Not reading as much as he should, he says “it’s a shame” his last book was an audio book – Yuval Noah Harari’s Sapiens, a Brief History of Humankind. “I recommend it.”

“I watch a bit of Netflix, enjoy US political satire Parks and Recreation, and tried to re-watch episodes of Boston Legal but was disappointed to find it hadn’t aged particularly well.

“Taupo and Wanaka are my favourite holiday spots, both for skiing and hiking. The Cascade Saddle hike was in tents but on most hikes we usually stay in DoC huts, which is always quite an experience. In South America and the Italian Alps we stay in refugios, which are much flasher than we have here.

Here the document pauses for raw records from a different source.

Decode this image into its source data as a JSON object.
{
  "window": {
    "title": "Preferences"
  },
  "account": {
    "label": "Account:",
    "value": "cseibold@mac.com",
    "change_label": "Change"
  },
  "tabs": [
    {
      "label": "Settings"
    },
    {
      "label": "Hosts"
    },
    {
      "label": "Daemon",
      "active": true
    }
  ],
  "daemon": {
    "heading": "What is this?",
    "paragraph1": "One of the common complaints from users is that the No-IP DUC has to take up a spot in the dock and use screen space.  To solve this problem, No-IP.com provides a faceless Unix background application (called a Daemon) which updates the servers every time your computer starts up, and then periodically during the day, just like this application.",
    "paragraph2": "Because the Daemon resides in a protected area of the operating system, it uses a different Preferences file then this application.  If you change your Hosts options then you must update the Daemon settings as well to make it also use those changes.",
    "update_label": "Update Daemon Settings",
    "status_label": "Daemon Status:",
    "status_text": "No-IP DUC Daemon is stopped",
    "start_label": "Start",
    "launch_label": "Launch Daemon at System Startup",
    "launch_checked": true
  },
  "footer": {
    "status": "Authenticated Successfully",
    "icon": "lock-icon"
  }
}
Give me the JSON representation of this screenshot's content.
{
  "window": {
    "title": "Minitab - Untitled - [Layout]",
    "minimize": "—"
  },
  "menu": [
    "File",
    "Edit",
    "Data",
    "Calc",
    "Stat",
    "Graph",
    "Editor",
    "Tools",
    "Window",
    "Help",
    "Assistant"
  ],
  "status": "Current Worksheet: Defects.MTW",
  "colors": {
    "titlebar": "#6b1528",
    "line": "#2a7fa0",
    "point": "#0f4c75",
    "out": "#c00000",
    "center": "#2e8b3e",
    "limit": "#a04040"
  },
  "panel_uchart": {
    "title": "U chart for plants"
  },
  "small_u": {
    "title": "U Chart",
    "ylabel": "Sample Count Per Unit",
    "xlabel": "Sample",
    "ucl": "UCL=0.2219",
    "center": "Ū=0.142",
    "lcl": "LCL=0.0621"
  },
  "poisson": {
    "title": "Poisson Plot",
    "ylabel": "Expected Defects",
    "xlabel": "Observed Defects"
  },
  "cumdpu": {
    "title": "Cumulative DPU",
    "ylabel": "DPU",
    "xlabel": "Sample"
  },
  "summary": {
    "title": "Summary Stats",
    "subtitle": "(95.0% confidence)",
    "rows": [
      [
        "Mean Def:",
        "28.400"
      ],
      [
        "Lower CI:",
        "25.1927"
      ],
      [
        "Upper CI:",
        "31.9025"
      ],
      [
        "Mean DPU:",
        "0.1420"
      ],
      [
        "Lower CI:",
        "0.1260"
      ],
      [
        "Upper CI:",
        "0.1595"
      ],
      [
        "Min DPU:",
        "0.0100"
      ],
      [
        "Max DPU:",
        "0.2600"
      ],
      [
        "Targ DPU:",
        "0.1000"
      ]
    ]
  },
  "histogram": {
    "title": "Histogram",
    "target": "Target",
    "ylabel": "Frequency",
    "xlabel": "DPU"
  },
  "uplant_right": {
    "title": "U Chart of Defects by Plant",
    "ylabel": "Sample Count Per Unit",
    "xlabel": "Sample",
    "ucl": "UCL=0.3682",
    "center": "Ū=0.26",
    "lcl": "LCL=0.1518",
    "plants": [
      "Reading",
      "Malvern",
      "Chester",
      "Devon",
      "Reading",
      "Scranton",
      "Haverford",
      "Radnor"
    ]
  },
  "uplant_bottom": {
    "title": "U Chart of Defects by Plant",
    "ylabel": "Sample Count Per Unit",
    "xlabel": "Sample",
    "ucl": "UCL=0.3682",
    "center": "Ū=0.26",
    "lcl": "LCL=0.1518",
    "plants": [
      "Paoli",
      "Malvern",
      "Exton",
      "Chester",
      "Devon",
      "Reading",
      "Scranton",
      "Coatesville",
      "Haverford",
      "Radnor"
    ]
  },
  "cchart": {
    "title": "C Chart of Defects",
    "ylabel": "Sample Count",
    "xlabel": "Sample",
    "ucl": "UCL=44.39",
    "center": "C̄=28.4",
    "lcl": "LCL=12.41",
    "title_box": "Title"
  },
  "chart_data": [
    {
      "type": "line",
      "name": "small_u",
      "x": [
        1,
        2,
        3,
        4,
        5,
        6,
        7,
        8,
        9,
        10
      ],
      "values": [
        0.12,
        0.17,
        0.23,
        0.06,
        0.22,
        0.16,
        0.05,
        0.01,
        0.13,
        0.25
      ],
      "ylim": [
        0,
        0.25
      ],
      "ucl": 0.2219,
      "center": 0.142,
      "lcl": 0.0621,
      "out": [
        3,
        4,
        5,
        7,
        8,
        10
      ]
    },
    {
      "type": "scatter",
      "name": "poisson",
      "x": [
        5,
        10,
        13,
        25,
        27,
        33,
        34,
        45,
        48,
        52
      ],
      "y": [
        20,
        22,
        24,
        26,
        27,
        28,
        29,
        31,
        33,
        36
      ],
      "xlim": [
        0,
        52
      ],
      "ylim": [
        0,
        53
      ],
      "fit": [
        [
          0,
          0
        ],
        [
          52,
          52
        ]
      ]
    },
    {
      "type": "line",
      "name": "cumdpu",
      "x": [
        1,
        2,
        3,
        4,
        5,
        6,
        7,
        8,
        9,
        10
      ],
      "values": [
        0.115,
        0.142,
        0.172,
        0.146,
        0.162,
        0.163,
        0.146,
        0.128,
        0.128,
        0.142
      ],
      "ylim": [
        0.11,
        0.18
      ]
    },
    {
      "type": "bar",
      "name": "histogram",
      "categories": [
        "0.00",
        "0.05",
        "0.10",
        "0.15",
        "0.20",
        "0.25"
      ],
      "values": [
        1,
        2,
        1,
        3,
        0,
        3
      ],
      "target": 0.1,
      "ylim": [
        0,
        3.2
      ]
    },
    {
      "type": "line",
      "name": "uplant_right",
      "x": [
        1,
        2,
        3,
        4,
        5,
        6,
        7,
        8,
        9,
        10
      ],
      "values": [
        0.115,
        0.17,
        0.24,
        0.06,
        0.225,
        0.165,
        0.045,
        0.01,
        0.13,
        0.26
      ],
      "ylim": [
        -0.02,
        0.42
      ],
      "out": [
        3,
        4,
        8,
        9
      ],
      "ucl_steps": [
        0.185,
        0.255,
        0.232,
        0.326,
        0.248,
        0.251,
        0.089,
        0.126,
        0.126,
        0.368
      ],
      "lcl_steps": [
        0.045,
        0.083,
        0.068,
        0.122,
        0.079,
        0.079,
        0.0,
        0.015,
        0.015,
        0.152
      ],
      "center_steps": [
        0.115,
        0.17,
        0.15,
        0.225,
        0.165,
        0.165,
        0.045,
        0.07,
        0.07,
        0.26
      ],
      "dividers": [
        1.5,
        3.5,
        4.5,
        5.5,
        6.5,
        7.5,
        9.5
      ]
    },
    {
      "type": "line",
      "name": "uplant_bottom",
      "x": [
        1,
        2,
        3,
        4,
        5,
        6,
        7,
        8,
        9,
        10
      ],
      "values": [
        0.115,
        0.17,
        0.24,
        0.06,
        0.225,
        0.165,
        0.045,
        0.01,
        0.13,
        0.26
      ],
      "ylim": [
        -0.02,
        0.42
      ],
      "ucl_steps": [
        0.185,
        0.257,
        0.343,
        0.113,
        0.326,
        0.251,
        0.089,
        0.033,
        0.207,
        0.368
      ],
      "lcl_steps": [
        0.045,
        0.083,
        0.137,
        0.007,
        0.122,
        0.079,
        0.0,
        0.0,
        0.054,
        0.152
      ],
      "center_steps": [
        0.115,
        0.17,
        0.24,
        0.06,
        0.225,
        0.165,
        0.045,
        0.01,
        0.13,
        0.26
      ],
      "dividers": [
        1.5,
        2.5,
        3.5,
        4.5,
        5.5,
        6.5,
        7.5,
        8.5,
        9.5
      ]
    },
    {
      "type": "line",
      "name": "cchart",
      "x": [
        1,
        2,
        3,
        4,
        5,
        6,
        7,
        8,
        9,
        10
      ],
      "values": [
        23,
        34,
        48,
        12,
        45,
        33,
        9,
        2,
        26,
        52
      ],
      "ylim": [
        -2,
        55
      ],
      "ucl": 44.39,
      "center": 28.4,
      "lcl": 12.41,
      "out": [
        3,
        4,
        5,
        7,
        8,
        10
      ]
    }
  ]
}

“We have never had to be rescued. I try to avoid that. Our longest hike was 10 days in Peru, which was a slog but you certainly get the rewards for what you put in. That took us right into the most amazing mountains I have experienced.

“My choice of dinner guests would be broadcaster and natural historian Sir David Attenborough, American aviation pioneer and author Amelia Earhart, and American civil rights activist, talk show host and politician Rev Al Sharpton.

“They are all amazing advocates for their various causes and I would learn a lot from them.

“What stands out as memorable to any litigator are the court appearances.

“I’ve been fortunate to appear in District, High and the Court of Appeal – and each time has been a hugely rewarding experience with some amazing jurists on the Bench.

“It is rewarding to advocate a client’s case in front of them and debate points with them. Every court experience I have had has been a memorable one. Getting into court is the pinnacle of any litigation practice.”